Double Trigger kick-started Goodwood love affair for Mark Johnston

Racing TV
 
Double Trigger kick-started Goodwood love affair for Mark Johnston

Two decades on from seeing his beloved Double Trigger become the first three-time winner of the Qatar Goodwood Cup, trainer Mark Johnston still has the fondest memories of those glory days with his hugely-popular stayer.

Despite training the best part of 300 miles further north, Middleham-based Johnston – who will be in opposition to Stradivarius on Tuesday when he bids to emulate Double Trigger – has become one of the go-to men at the Chichester circuit, saddling 78 winners at Glorious Gooodwood and 147 across all meetings at the track.

He has captured the showpiece fixture’s top trainer award 12 times – including in four of the last five years – and admits Double Trigger was a catalyst to his incredible course success.

Mark Johnston tells Nick Lightfoot about his Goodwood runners for this week

“There is no doubt Double Trigger was a big part of it. I’ve got owners who first decided to send me a horse when they saw Double Trigger win at Goodwood,” said Johnston.

“If you walked into a betting shop or on a racecourse and asked people to name a horse trained by Mark Johnston, they’d probably say Double Trigger first. It’s a long time ago – it’s 21 years since he retired – but I think I’m still better remembered for Double Trigger than anything else.”

A chestnut son of Ela-Mana-Mou, Double Trigger was unbeaten in two starts as a juvenile, and proved towards the end of his three-year-old campaign that staying was his game by finishing third in the St Leger at Doncaster and winning the Italian equivalent.

He would go on to become the one of the most popular stayers of the modern era and a household name – but he was not always so well liked at home.

“He had a terrible temperament and was difficult to train. He was fierce in his stable and would bite you if he got the chance,” Johnston recalled.

“Bobby Elliott, who was our main work rider at the time, recommended we gelded him before he’d even run. He was a bit of a circus horse and spent as much time on his back legs as he did on all four.”

It was in 1995 that Double Trigger first struck Goodwood Cup gold, memorably getting the better of his stable companion and full-brother Double Eclipse by a neck.

“I should have Peter O’Sullevan’s commentary on my phone when people are on hold or something, as it’s a fantastic commentary,” said Johnston.

Double Trigger missed out on a trip to Goodwood in 1996, but returned the following year to regain his crown.

A hat-trick looked unlikely in 1998 after his white face dropped back through the field, but he roared back admirably in the closing stages to get back up and bring the house down.

Unsurprisingly, Johnston remembers the day with great fondness.

“By that time he was renowned as a front-running horse and in many ways that was his most exciting race,” said Johnston.

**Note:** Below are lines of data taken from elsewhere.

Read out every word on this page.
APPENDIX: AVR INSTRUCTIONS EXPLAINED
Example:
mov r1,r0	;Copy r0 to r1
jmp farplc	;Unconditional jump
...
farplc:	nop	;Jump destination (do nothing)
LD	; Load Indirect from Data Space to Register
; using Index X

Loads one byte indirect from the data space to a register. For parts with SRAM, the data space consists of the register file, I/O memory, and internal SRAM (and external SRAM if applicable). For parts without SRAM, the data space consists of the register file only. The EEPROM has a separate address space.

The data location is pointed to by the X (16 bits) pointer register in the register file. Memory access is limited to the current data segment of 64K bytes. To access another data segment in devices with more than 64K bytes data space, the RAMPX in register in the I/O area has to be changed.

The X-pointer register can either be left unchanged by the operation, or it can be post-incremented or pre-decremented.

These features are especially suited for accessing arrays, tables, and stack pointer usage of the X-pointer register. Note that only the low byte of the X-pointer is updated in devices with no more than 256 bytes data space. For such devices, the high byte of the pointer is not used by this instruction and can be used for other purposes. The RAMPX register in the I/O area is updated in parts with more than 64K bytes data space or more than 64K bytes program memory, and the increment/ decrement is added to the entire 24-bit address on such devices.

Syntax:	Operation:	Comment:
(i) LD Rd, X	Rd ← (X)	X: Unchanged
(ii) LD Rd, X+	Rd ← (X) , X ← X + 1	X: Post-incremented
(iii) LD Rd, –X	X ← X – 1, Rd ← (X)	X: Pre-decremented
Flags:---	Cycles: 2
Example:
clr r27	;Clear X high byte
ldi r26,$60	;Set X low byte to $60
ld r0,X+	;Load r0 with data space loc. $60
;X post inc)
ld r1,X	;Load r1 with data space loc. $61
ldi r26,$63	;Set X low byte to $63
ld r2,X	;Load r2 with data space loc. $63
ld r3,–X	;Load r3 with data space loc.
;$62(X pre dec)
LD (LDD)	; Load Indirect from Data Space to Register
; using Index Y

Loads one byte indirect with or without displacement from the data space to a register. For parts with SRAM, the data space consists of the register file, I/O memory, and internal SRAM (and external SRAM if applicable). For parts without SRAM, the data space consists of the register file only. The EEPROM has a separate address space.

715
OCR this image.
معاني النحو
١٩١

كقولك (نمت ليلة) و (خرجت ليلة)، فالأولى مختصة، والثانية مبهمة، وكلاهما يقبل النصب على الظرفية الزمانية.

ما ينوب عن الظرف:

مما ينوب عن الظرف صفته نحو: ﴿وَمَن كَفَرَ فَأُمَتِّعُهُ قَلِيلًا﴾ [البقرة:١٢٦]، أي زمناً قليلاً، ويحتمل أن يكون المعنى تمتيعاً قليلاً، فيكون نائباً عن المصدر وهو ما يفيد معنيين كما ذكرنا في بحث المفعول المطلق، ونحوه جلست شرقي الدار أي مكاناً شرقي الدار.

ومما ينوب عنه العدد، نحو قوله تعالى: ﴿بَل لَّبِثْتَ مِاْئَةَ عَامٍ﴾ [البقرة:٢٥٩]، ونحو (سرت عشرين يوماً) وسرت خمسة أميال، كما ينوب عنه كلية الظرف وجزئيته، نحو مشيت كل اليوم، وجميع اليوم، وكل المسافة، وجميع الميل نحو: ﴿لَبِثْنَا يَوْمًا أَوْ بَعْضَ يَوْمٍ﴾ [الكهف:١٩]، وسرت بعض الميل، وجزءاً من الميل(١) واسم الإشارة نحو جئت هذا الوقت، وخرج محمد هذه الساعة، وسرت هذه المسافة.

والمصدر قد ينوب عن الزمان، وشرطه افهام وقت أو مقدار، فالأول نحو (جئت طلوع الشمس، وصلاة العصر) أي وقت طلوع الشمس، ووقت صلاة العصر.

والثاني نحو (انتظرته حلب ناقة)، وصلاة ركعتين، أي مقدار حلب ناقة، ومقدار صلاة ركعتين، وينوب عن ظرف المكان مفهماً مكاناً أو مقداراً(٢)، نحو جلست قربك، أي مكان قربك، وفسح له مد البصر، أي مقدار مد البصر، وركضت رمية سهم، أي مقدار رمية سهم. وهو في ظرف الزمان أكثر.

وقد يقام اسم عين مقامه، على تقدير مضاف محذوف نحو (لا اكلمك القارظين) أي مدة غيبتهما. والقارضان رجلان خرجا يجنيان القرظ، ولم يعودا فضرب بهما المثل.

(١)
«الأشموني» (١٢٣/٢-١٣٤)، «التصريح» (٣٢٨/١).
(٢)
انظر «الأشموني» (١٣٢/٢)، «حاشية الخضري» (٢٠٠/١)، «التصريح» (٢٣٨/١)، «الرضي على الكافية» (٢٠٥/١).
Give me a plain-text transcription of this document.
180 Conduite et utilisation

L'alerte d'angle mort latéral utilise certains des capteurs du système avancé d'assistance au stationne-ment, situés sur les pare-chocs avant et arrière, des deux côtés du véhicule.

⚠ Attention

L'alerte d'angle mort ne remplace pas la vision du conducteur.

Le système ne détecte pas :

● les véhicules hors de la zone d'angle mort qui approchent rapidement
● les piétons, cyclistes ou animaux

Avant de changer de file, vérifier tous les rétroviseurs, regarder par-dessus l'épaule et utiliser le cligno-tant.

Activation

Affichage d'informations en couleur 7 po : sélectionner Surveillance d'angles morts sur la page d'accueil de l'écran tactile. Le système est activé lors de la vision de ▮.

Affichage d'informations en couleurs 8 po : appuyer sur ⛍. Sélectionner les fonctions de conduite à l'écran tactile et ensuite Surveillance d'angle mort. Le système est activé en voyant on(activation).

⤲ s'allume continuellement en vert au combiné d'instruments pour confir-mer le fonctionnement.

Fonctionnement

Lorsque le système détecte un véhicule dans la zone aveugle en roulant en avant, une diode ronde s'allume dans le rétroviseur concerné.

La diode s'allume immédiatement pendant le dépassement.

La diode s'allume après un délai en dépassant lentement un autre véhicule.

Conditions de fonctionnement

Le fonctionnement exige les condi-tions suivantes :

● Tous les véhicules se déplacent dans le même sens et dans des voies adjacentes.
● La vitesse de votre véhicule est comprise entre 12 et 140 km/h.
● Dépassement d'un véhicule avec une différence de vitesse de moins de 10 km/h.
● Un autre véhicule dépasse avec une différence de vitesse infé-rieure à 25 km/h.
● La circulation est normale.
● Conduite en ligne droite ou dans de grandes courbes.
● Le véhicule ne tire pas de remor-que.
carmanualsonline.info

“His form had dipped a bit and people were thinking he was finished, and sure enough he dropped away into fourth or fifth place.

“We all thought he was beaten, but he hit the rising ground and won it and that was probably one of the most memorable races of my whole career.”

Double Trigger would only run once more before retiring with injury, claiming a third win in the Doncaster Cup. He now has a bar named after him on Town Moor and is immortalised by a bronze statue.

Johnston said: “After Goodwood we could see the writing was on the wall a little bit, there were a few soundness issues with him by that time.

“He went to the Doncaster Cup and won that as well and retired on the ultimate high.”

The John Gosden-trained Stradivarius will be a red-hot favourite to claim his third successive Goodwood Cup victory, having already won his second Yorkshire Cup and successfully defended his crown in the Gold Cup at Royal Ascot this season.

Another chestnut with a white blaze on his face, the five-year-old has certainly built up a following over the past couple of years, but Johnston – whose Dee Ex Bee has a length to find on Stradivarius from the Gold Cup – doubts whether he has quite reached Double Trigger’s level of popularity just yet.

“Is Stradivarius a people’s horse? I suppose he is. I feel oblivious to it,” said Johnston. "I think Double Trigger was possibly more of a people’s horse, maybe because of his colour and his style of running.

“When he won his third Goodwood Cup, I was in my usual place in the owners’ stand and I was staggered how many people – including trainers and their husbands and wives – were running to the winner’s enclosure to get a spot to watch him coming in.

“I’ve never experienced that before or since. I won’t be doing it if Stradivarius wins!”